Engagement ou présence : ce que j’ai compris de l’intérieur.

Engagement ou présence : ce que j’ai compris de l’intérieur

Je me suis engagée avec une idée simple :
Celle qu’il était encore possible de participer à une dynamique qui cherche réellement à transformer les choses.

Pas commenter.
Pas observer.
Agir.

J’y ai mis du temps, de l’énergie, des relations, de la conviction.
Pas à moitié.

Et très vite, quelque chose m’a frappée.

Ce que j’ai vu ne correspond pas à ce que j’attends d’un engagement réel.

De l’extérieur, tout ressemble à de l’implication.
Des réunions, des présences, des échanges, de l’énergie.

Et pourtant, il faut le dire clairement :
beaucoup de personnes présentes se sont réellement déplacées, ont donné du temps, ont fait des efforts sincères.

C’est important de le reconnaître.

Mais malgré cela, le décalage apparaît.

Parce que l’engagement individuel, aussi réel soit-il, ne suffit pas toujours à créer une dynamique collective forte.

C’est là que j’ai compris quelque chose de fondamental :

L’énergie, la présence, même la bonne volonté, ne produisent pas nécessairement une capacité d’action réelle.

Une dynamique qui ne se transforme pas

Avec le recul, une évidence s’impose.

Ce que j’ai observé ne relevait pas (assez) d’une dynamique de conquête.

Mais d’une dynamique qui, malgré les efforts de chacun, ne parvenait pas à se structurer, ni à s’incarner pleinement.

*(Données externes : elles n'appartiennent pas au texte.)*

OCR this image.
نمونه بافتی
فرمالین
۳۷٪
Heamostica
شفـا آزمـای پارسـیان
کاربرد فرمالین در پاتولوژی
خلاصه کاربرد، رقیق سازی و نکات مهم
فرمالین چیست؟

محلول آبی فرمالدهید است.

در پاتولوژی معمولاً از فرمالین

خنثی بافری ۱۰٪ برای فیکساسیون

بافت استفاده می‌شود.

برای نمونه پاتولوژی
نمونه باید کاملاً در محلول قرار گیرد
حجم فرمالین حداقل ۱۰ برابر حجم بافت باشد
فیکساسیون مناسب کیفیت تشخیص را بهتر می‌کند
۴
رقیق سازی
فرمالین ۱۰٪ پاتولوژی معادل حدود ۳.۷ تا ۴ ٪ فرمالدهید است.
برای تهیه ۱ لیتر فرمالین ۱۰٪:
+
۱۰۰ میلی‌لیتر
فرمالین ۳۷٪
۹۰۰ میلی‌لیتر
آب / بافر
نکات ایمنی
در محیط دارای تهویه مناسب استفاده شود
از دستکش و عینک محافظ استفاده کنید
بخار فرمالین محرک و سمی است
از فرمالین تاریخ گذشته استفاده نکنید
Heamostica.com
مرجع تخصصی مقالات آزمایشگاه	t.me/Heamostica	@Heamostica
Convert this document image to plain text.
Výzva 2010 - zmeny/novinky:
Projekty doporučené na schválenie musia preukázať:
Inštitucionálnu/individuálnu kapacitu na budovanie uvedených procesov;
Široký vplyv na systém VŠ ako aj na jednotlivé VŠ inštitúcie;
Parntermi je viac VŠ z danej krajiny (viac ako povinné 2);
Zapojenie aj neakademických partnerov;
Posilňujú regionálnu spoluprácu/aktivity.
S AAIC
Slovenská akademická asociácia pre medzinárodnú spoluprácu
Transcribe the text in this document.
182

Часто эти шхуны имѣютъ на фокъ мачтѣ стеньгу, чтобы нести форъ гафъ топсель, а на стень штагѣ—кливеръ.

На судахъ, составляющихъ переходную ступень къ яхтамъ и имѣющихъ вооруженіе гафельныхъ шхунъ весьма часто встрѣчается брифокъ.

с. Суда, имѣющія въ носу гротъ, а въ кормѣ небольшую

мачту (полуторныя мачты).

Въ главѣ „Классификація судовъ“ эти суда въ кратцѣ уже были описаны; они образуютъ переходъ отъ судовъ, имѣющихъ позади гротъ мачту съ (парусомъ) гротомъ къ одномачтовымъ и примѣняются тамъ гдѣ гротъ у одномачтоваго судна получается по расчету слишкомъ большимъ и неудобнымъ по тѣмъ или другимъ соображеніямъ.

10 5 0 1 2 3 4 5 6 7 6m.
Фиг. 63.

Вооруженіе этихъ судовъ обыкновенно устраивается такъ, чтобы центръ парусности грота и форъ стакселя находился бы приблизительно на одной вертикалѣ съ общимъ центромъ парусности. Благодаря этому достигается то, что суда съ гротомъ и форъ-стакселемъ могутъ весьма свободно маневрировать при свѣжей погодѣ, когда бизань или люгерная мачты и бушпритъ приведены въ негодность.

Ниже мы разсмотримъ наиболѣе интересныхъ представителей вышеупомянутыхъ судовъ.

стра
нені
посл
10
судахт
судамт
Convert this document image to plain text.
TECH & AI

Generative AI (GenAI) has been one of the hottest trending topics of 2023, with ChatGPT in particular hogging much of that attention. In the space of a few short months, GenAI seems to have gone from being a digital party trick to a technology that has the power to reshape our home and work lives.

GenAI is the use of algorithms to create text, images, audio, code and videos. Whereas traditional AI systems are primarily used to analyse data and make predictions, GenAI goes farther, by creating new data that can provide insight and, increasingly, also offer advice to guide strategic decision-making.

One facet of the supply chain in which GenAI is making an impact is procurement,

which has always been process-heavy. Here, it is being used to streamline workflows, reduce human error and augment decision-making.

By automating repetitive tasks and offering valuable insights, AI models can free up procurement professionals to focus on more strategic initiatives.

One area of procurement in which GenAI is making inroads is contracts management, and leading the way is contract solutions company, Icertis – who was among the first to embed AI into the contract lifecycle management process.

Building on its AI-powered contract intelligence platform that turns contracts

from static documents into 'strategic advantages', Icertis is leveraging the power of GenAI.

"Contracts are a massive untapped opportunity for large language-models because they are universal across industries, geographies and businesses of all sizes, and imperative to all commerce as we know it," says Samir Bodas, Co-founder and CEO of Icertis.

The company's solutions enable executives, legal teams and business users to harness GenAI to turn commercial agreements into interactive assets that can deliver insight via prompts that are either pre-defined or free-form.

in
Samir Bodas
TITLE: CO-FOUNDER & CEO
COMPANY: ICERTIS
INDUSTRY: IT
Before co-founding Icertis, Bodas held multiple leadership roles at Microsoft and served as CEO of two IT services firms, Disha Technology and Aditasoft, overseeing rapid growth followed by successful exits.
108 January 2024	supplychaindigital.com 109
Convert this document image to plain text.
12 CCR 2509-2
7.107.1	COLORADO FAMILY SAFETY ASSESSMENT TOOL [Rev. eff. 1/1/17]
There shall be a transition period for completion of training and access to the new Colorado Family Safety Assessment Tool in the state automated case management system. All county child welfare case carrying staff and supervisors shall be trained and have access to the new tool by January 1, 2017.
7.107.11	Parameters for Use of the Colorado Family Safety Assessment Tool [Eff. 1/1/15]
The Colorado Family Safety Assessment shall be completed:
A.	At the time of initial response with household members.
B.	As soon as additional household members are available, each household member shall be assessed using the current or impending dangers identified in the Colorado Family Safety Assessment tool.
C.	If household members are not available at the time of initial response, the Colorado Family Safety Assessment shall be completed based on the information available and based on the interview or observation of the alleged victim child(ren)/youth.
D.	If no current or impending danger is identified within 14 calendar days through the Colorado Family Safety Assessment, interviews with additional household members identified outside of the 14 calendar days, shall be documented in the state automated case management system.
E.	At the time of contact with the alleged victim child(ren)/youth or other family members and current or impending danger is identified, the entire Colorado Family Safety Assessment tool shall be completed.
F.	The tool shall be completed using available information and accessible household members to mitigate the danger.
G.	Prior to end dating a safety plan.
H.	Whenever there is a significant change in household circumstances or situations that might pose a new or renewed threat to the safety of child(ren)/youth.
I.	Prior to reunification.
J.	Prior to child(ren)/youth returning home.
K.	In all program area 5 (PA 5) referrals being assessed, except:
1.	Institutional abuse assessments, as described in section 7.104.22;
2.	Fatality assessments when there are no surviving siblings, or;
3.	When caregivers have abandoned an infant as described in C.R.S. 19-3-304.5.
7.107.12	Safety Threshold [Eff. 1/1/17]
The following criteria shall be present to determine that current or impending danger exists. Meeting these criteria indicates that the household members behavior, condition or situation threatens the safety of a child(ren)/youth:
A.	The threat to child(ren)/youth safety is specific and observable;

Et dans ce type de configuration, tout repose sur un point central :

La capacité à donner une direction.

À porter une vision.
À créer un mouvement.

Quand cette impulsion n’est pas suffisamment claire ou structurée, l’énergie reste diffuse.

Les efforts existent.
Mais ils ne s’additionnent pas.

Un terrain qui exigeait beaucoup plus

Il faut aussi être honnête sur un point.

Le terrain n’était pas simple.

Dans certains arrondissements, les équilibres sont installés depuis longtemps.
Des équipes en place, des réseaux structurés, une sociologie bien ancrée.

On le sait en entrant.

On sait que rien n’est acquis.
Que rien ne se joue à la marge.
Que le défi est réel.

Et dans ces conditions, une évidence s’impose :

Ce type de configuration exige un niveau d’engagement, de structuration et d’incarnation beaucoup plus élevé que la moyenne.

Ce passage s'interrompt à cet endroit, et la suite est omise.